The information derived from devices is encrypted and secured within our customer’s network or in our audited and customer-approved facilities.

I don’t know enough about this, but I’m guessing these are weasel words too. The key word is within. It seems pretty clear that most if not all of the Carrier IQ data is in plain text, so presumably the encryption and securing is only when that data reaches the customer’s network (i.e. this doesn’t include the external network, but the customer’s own computer network.) It also makes clear that the data, whether encrypted or not, also resides within Carrier IQ’s systems.

Our customers have stringent policies and obligations on data collection and retention. Each customer is different and our technology is customized to their exacting needs and legal requirements.

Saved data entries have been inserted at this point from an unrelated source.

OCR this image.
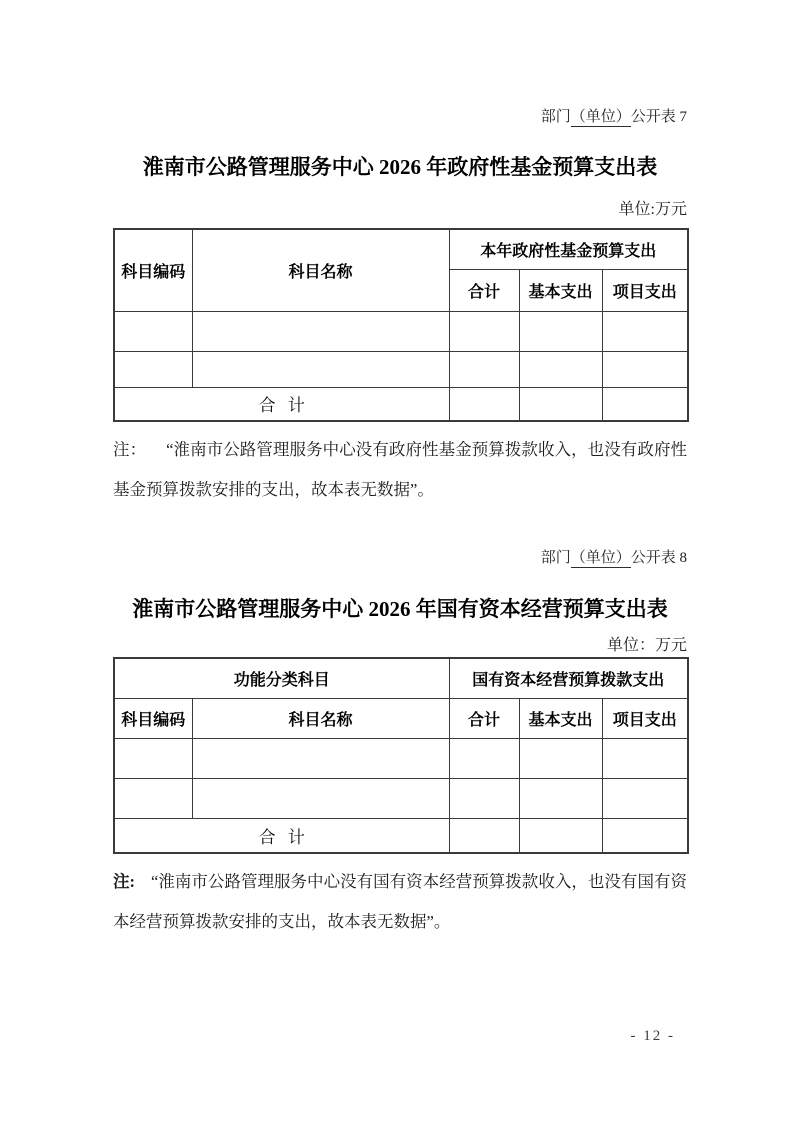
部门（单位）公开表 7
淮南市公路管理服务中心 2026 年政府性基金预算支出表
单位:万元
科目编码	科目名称	本年政府性基金预算支出		
		合计	基本支出	项目支出

合 计				
注： “淮南市公路管理服务中心没有政府性基金预算拨款收入，也没有政府性基金预算拨款安排的支出，故本表无数据”。
部门（单位）公开表 8
淮南市公路管理服务中心 2026 年国有资本经营预算支出表
单位：万元
功能分类科目		国有资本经营预算拨款支出		
科目编码	科目名称	合计	基本支出	项目支出

合 计				
注: “淮南市公路管理服务中心没有国有资本经营预算拨款收入，也没有国有资本经营预算拨款安排的支出，故本表无数据”。
- 12 -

Except that at  no point was any customer, as far as we know, actually asked whether they approved this data being collected about them. In fact, we don’t even know who those customers are in order to be able to verify this.

Carrier IQ enables a measurable impact on improving the quality and experience of our customer’s mobile networks and devices. Our business model and technology aligns exclusively with this goal.

Don’t get me started on the word ‘experience.’ It covers a multitude of sins and can mean more or less anything. My experience of call dropouts? Yes, sure, fix that. My experience of what services I use, how many times I enter my password, whether I’m buying something in Starbucks or Coffee Bean, how many people are in my address book etc. No. Not what I want you to log.

I think there’s another element at play here. Clearly the device manufacturers have allowed this to happen since the software is installed at the point of manufacturer. A carrier can use the service because whatever device their customer uses, they can be pretty confident that the Carrier IQ software is embedded. So one has to ask what data are being shared between carrier, Carrier IQ and manufacturer? And how does this work?